Mounted at /content/drive


In [3]:
from matplotlib import rcParams, pyplot as plt
import numpy as np
import pandas as pd
from pathlib import Path
import re
from sklearn.metrics import accuracy_score, log_loss
from sklearn.model_selection import StratifiedKFold
import tensorflow as tf
from tensorflow.keras import Sequential
from tensorflow.keras.layers import Dense, Embedding, LSTM, GlobalMaxPooling1D, Conv1D, Dropout, Bidirectional
from tensorflow.keras.preprocessing.sequence import pad_sequences
from tensorflow.keras.preprocessing.text import Tokenizer
from tensorflow.keras.callbacks import EarlyStopping, ReduceLROnPlateau
from tensorflow.keras.utils import plot_model, to_categorical
from tensorflow.keras.optimizers import Adam
import warnings
import nltk
warnings.filterwarnings(action='ignore')

In [4]:
import os
os.chdir('/content/drive/My Drive/Colab Notebooks/오픈소스_기말')

In [5]:

train = pd.read_csv('data/train.csv', encoding = 'utf-8')
test = pd.read_csv('data/test_x.csv', encoding = 'utf-8')
sample_submission = pd.read_csv('data/sample_submission.csv', encoding = 'utf-8')

In [6]:
def alpha_num(text):
    return re.sub(r'[^A-Za-z0-9 ]', '', text)

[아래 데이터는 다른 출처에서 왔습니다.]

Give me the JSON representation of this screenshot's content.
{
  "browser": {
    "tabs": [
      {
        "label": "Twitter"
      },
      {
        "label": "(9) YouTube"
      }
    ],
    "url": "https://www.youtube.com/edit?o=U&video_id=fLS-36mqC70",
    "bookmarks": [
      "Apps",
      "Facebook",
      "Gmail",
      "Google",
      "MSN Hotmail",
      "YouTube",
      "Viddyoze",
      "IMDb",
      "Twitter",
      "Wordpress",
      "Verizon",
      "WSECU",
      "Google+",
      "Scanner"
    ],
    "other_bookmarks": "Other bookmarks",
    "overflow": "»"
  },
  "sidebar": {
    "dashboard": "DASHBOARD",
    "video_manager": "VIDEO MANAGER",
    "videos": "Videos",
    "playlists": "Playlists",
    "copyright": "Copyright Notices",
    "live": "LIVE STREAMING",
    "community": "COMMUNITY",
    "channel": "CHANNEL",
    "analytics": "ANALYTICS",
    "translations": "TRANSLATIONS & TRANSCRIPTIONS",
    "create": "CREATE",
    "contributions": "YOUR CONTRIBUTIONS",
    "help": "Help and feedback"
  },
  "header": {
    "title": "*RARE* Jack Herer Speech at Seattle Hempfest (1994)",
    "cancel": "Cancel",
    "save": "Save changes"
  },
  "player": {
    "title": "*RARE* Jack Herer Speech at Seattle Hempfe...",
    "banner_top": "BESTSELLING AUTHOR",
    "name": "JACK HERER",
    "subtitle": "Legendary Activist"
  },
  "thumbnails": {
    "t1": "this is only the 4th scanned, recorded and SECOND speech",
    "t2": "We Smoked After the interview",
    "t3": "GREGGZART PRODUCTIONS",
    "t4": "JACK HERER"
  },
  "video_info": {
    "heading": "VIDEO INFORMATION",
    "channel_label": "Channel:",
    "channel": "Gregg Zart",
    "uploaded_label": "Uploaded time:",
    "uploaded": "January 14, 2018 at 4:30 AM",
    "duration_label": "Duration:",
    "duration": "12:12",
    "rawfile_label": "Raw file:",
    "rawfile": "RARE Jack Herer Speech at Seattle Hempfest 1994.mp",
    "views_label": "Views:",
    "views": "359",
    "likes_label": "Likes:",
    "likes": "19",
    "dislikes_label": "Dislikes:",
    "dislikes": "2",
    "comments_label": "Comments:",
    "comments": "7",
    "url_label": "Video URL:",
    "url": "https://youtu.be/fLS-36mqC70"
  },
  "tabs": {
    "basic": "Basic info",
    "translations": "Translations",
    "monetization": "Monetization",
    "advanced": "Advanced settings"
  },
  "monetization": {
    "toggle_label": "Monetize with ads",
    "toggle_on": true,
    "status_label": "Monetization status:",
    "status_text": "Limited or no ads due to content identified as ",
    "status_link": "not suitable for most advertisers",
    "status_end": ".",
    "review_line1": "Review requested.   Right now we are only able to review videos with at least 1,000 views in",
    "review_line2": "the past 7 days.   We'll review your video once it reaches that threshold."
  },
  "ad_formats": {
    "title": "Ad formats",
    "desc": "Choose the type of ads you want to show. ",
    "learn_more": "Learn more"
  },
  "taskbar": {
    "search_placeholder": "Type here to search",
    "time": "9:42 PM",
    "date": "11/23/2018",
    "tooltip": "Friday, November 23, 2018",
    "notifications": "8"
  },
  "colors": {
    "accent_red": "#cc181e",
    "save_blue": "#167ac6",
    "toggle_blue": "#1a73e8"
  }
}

train['text']=train['text'].apply(alpha_num)

In [7]:
# 불용어 제거해주는 함수
def remove_stopwords(text):
    final_text = []
    for i in text.split():
        if i.strip().lower() not in stopwords:
            final_text.append(i.strip())
    return " ".join(final_text)

# 불용어
stopwords = [ "a", "about", "above", "after", "again", "against", "all", "am", "an", "and", "any", "are", "as", 
             "at", "be", "because", "been", "before", "being", "below", "between", "both", "but", "by", "could", 
             "did", "do", "does", "doing", "down", "during", "each", "few", "for", "from", "further", "had", "has", 
             "have", "having", "he", "he'd", "he'll", "he's", "her", "here", "here's", "hers", "herself", "him", "himself", 
             "his", "how", "how's", "i", "i'd", "i'll", "i'm", "i've", "if", "in", "into", "is", "it", "it's", "its", "itself", 
             "let's", "me", "more", "most", "my", "myself", "nor", "of", "on", "once", "only", "or", "other", "ought", "our", "ours", 
             "ourselves", "out", "over", "own", "same", "she", "she'd", "she'll", "she's", "should", "so", "some", "such", "than", "that", 
             "that's", "the", "their", "theirs", "them", "themselves", "then", "there", "there's", "these", "they", "they'd", "they'll", 
             "they're", "they've", "this", "those", "through", "to", "too", "under", "until", "up", "very", "was", "we", "we'd", "we'll", 
             "we're", "we've", "were", "what", "what's", "when", "when's", "where", "where's", "which", "while", "who", "who's", "whom", 
             "why", "why's", "with", "would", "you", "you'd", "you'll", "you're", "you've", "your", "yours", "yourself", "yourselves" ]

In [8]:
#전처리 적용
train['text'] = train['text'].str.lower()
test['text'] = test['text'].str.lower()
train['text'] = train['text'].apply(alpha_num).apply(remove_stopwords)
test['text'] = test['text'].apply(alpha_num).apply(remove_stopwords)

In [32]:
# train test 분리
X_train = train['text'].values
X_test = test['text'].values
y = train['author'].values
print(X_train.shape, X_test.shape, y.shape)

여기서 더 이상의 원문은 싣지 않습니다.